The Auditor General’s report, though, said a total $51.5 million was still owed by closed Bahamian casinos, and it reiterated previous calls that “urgent steps be taken to collect taxes due to the Government before the opportunity to do so no longer exists”.
Otherwise, it suggested that “a policy decision be made” to write-off the sums owed.
When it came to casino taxes owed by existing operators, the Auditor General’s report said the largest bill was owed by Baha Mar at $5.437 million.
The report said this sum had almost doubled during the 2013-2014 fiscal year, growing by another $2.592 million compared to $2.844 million at the start.
The outstanding taxes owed by the Atlantis casino rose by $2.032 million during the 2013-2014 fiscal year, adding to the prior $1.073 million, and taking the total sum due to $3.105 million.
The Bimini Bay Casino and Treasure Bay casino (Freeport) owed $1.721 million and $579,483 at the 2013-2014 year-end, sums that represented $1.516 million and $238,649 increases over the previous year.
Elsewhere, the Auditor General’s six-month audit of Customs Department entry checking revealed that $703,171 worth of revenue collected was not deposited to the bank.
Customs’ cash book showed $20.537 million being taken in, but just $19.834 was traced as deposits to the bank.
The Auditor General found that four days’ worth of deposits, totalling $512,898, and two further days’ worth, accounting for $190,273, could not be traced. These made up the $703,171 in revenue due, but missing, to the Government.
“Our examination has revealed that officers did not exercise the required internal controls over the daily revenue depositing function, which in this case has resulted in revenue of $703,171 not being deposited to the bank,” the report said.

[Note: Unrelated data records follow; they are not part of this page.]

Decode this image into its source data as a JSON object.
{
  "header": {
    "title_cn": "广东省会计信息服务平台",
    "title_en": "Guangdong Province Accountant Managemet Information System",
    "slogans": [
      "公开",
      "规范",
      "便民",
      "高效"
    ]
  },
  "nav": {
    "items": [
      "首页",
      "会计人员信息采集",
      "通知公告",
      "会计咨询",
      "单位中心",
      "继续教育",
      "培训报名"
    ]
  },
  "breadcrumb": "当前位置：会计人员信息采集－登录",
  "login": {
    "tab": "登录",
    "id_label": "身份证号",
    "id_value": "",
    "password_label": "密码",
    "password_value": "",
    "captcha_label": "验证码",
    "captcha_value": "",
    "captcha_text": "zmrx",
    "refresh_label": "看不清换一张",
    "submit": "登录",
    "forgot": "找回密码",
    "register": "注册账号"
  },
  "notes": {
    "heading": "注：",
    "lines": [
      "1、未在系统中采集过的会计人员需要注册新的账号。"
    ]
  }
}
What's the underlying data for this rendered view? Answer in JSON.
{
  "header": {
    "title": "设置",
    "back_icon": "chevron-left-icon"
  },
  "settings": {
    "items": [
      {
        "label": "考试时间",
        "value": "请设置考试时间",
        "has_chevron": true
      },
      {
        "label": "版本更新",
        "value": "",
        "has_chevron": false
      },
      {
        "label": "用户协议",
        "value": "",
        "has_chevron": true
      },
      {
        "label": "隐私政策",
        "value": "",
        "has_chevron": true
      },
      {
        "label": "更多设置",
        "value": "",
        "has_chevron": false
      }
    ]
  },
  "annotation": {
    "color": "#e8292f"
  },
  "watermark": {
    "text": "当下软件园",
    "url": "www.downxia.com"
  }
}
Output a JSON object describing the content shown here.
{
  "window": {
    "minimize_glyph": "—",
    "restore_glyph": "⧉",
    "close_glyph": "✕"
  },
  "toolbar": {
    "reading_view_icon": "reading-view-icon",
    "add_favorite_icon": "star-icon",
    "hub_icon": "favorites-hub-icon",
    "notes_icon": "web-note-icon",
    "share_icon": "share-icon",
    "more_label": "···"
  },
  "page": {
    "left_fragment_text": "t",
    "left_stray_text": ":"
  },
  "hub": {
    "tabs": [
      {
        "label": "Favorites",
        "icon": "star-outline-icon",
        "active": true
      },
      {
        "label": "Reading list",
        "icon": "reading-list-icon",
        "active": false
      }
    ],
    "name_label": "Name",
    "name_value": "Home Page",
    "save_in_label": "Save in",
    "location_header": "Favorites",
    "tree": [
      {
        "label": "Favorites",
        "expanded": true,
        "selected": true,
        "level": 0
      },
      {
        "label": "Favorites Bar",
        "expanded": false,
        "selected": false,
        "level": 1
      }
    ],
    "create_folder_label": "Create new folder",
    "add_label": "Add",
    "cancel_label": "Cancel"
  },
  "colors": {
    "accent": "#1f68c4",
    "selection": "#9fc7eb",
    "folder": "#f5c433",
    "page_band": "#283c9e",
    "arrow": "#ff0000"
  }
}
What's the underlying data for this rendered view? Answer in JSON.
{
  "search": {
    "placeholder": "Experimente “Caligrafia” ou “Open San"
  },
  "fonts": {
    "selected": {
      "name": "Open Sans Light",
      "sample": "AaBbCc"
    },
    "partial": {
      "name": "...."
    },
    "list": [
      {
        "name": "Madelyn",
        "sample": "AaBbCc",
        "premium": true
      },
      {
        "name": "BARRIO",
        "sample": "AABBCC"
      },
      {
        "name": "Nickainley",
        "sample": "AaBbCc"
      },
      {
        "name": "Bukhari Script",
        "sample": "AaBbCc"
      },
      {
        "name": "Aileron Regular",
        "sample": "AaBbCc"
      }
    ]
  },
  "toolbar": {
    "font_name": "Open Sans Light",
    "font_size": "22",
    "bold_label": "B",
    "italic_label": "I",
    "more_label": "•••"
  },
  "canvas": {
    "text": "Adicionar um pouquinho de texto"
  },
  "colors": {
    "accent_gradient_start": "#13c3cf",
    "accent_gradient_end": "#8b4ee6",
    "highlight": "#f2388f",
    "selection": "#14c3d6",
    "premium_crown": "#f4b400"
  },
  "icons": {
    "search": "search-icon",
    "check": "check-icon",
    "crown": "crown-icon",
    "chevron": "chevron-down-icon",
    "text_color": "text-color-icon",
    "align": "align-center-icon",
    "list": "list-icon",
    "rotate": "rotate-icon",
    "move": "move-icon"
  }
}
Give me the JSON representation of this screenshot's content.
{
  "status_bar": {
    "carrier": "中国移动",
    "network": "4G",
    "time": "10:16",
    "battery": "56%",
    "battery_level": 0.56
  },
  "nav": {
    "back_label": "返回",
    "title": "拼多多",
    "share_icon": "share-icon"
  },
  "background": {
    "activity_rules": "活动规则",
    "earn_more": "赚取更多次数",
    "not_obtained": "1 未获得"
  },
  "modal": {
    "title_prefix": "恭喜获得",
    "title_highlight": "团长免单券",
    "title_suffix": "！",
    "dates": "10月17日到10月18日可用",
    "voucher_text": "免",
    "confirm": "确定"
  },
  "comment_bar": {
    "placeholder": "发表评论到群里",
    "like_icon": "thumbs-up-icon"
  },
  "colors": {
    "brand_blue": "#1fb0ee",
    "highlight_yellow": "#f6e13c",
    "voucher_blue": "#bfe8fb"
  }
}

Some $653,093 of the missing monies related to cheques, and the Auditor General said: “Every effort must be made to ensure that this amount is collected immediately.
“It is evident that businesses which are privileged to use cheques would have realised that the payments were not executed after a reasonable time. Therefore, these payments must be made immediately, and in full.”
The Auditor General said most of the funds due from the cheques had been collected, while the Customs comptroller had confirmed “stronger controls have already been implemented”.